Murray reached out one long arm to turn the spit, not answering at once. The firelight showed his face, unreadable.
“Aye, I have,” he said quietly, at last.
“What did they do to him?” He wasn’t sure why he’d asked; perhaps only for distraction from the throbbing in his arm.
“Ye dinna want to know.” This was said very definitely; Murray was not by any means teasing him into further inquiry. Nonetheless, it had the same effect; William’s vague interest sharpened at once.
“Yes, I do.”
Murray’s lips tightened, but William knew a few things about extracting information by this time and was wise enough to preserve silence, merely keeping his eyes fixed on the other man.
“Skinned him,” Murray said at last, and poked at the fire with a stick. “One of them. In bitty pieces. Thrust burning slivers of pitch pine into the raw places. Cut away his privates. Then built up the fire about his feet, to burn him before he could die of the shock. It… took some time.”
“I daresay.” William tried to conjure a picture of the proceedings—and succeeded much too well, turning away his eyes from the blackened muskrat carcass, stripped to bones.
He shut his eyes. His arm continued to throb with each beat of his heart, and he tried not to imagine the sensation of burning slivers being forced into his flesh.
Murray was silent; William couldn’t even hear his breathing. But he knew, as surely as if he were inside the other’s head, that he, too, was imagining the scene—though in his case, imagination was not necessary. He would be reliving it.
William shifted a little, sending a hot blaze of pain through his arm, and clenched his teeth, not to make any noise.
“Do the men—did you, I should say—think how you would do, yourself?” he asked quietly. “If you could stand it?”

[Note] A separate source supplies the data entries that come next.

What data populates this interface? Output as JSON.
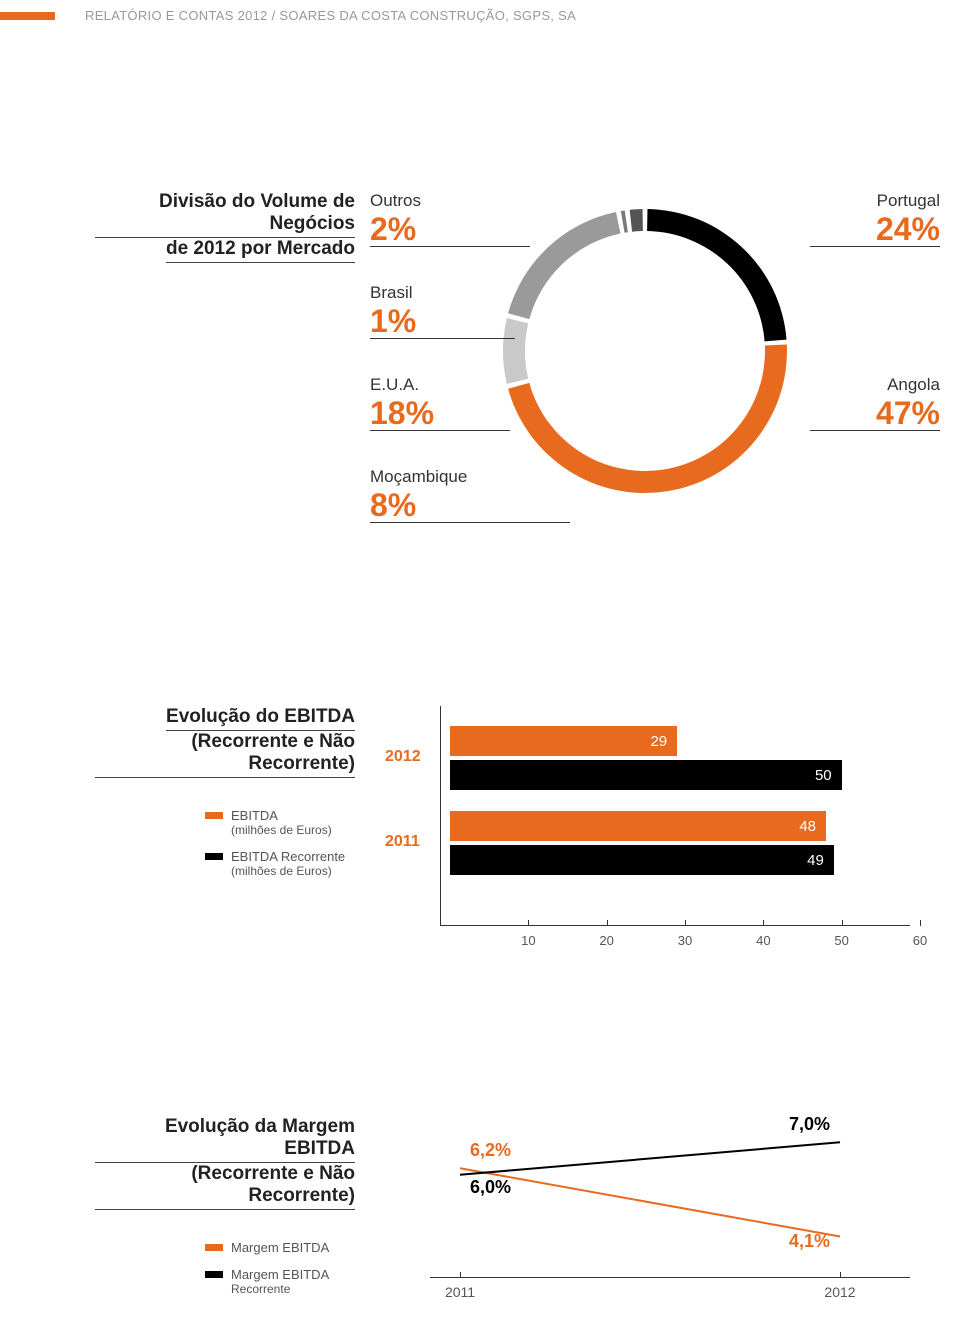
{
  "header": {
    "text": "RELATÓRIO E CONTAS 2012 / SOARES DA COSTA CONSTRUÇÃO, SGPS, SA"
  },
  "donut": {
    "title_line1": "Divisão do Volume de Negócios",
    "title_line2": "de 2012 por Mercado",
    "slices": [
      {
        "label": "Portugal",
        "value": 24,
        "display": "24%",
        "color": "#000000"
      },
      {
        "label": "Angola",
        "value": 47,
        "display": "47%",
        "color": "#e86a1f"
      },
      {
        "label": "Moçambique",
        "value": 8,
        "display": "8%",
        "color": "#c9c9c9"
      },
      {
        "label": "E.U.A.",
        "value": 18,
        "display": "18%",
        "color": "#9a9a9a"
      },
      {
        "label": "Brasil",
        "value": 1,
        "display": "1%",
        "color": "#7a7a7a"
      },
      {
        "label": "Outros",
        "value": 2,
        "display": "2%",
        "color": "#555555"
      }
    ],
    "ring_outer_r": 142,
    "ring_inner_r": 120,
    "gap_deg": 2,
    "background_color": "#ffffff"
  },
  "barchart": {
    "title_line1": "Evolução do EBITDA",
    "title_line2": "(Recorrente e Não Recorrente)",
    "legend": [
      {
        "label": "EBITDA",
        "sub": "(milhões de Euros)",
        "color": "#e86a1f"
      },
      {
        "label": "EBITDA Recorrente",
        "sub": "(milhões de Euros)",
        "color": "#000000"
      }
    ],
    "years": [
      {
        "year": "2012",
        "ebitda": 29,
        "recorrente": 50
      },
      {
        "year": "2011",
        "ebitda": 48,
        "recorrente": 49
      }
    ],
    "xmax": 60,
    "xticks": [
      10,
      20,
      30,
      40,
      50,
      60
    ],
    "bar_colors": {
      "ebitda": "#e86a1f",
      "recorrente": "#000000"
    },
    "value_text_color": "#ffffff",
    "axis_color": "#333333"
  },
  "linechart": {
    "title_line1": "Evolução da Margem EBITDA",
    "title_line2": "(Recorrente e Não Recorrente)",
    "legend": [
      {
        "label": "Margem EBITDA",
        "color": "#e86a1f"
      },
      {
        "label": "Margem EBITDA Recorrente",
        "sub": "",
        "color": "#000000"
      }
    ],
    "legend2_line1": "Margem EBITDA",
    "legend2_line2": "Recorrente",
    "x_categories": [
      "2011",
      "2012"
    ],
    "series": [
      {
        "name": "Margem EBITDA",
        "color": "#e86a1f",
        "points": [
          {
            "x": "2011",
            "y": 6.2,
            "label": "6,2%"
          },
          {
            "x": "2012",
            "y": 4.1,
            "label": "4,1%"
          }
        ]
      },
      {
        "name": "Margem EBITDA Recorrente",
        "color": "#000000",
        "points": [
          {
            "x": "2011",
            "y": 6.0,
            "label": "6,0%"
          },
          {
            "x": "2012",
            "y": 7.0,
            "label": "7,0%"
          }
        ]
      }
    ],
    "y_min": 3.5,
    "y_max": 7.5,
    "line_width": 2,
    "value_colors": {
      "ebitda": "#e86a1f",
      "recorrente": "#000000"
    }
  }
}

“Every man thinks that.” Murray got up abruptly and went to the far edge of the clearing. William heard him make water, but it was some minutes longer before he came back.
The dog wakened suddenly, head lifting, and wagged its huge tail slowly to and fro at sight of its master. Murray laughed softly and said something in an odd tongue—Mohawk? Erse?—to the dog, then bent and ripped a haunch from the muskrat’s remains, tossing it to the beast. The animal rose like lightning, its teeth snapping shut on the carcass, then trotted happily to the far side of the fire and lay down, licking its prize.

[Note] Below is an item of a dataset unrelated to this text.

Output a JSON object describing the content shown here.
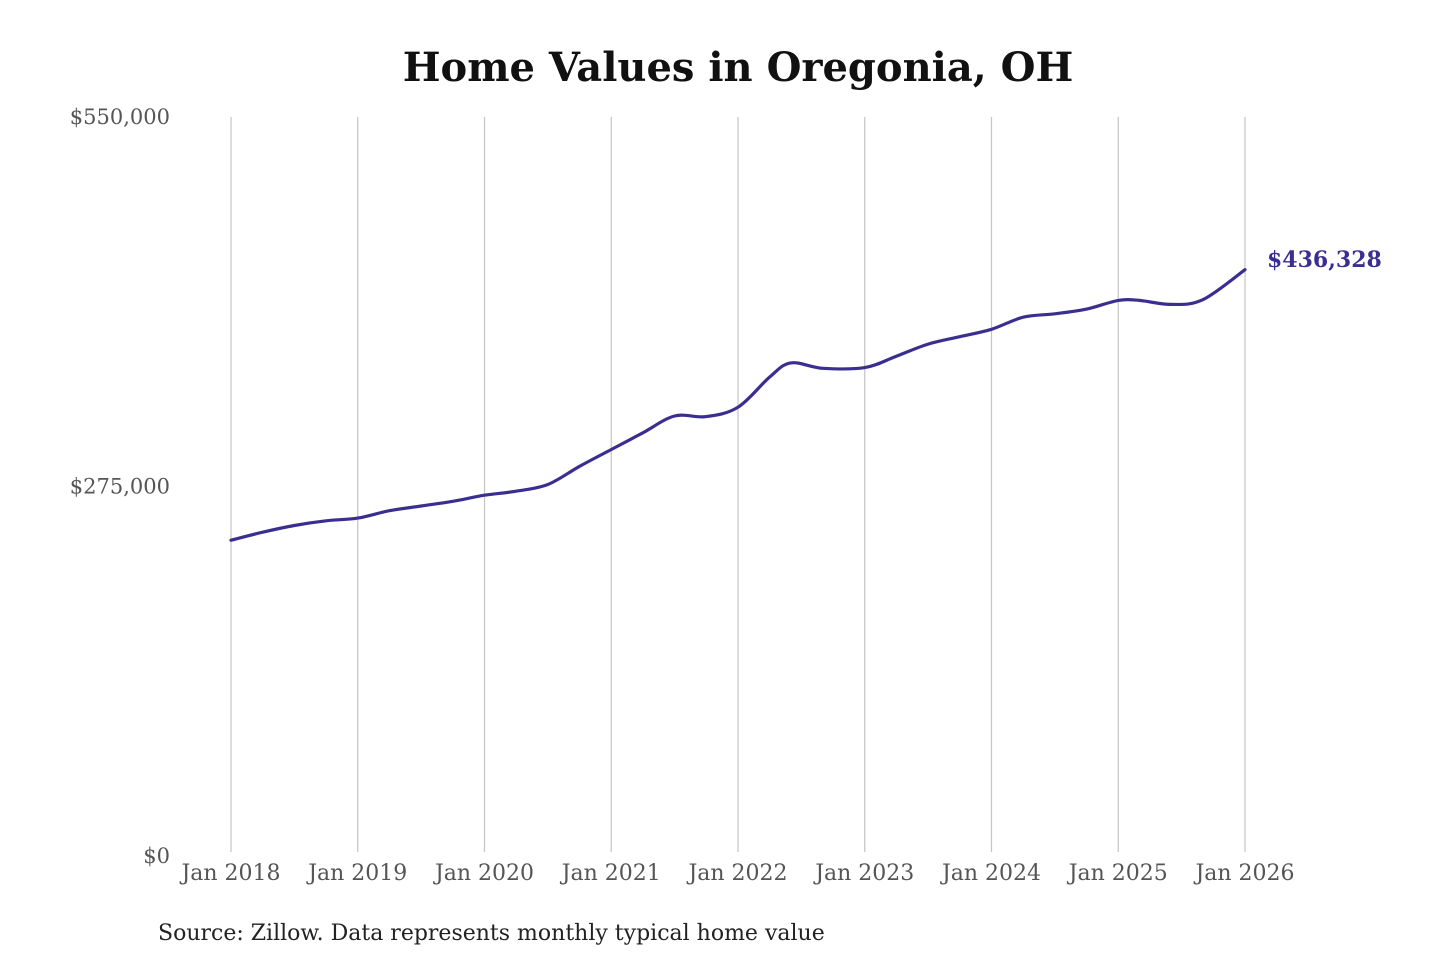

Bereft of his bed companion, William lay down gingerly, head pillowed on his good arm, and watched as Murray cleaned his knife, scrubbing blood and grease from it with handfuls of grass.
“You said you sing your death song. What sort of song is that?”
Murray looked nonplused at that.
“I mean,” William fumbled for clearer meaning, “what sort of thing would you—would one—say in a death song?”
“Oh.” The Scotsman looked down at his hands, the long knobbed fingers rubbing slowly down the length of the blade. “I’ve only heard the one, mind. The other two I saw die that way—they were white men and didna have death songs, as such. The Indian—he was an Onondaga—he… well, there was a good deal in the beginning about who he was: a warrior of what people, I mean, and his clan, his family. Then quite a bit about how much he despised u—the folk who were about to kill him.” Murray cleared his throat.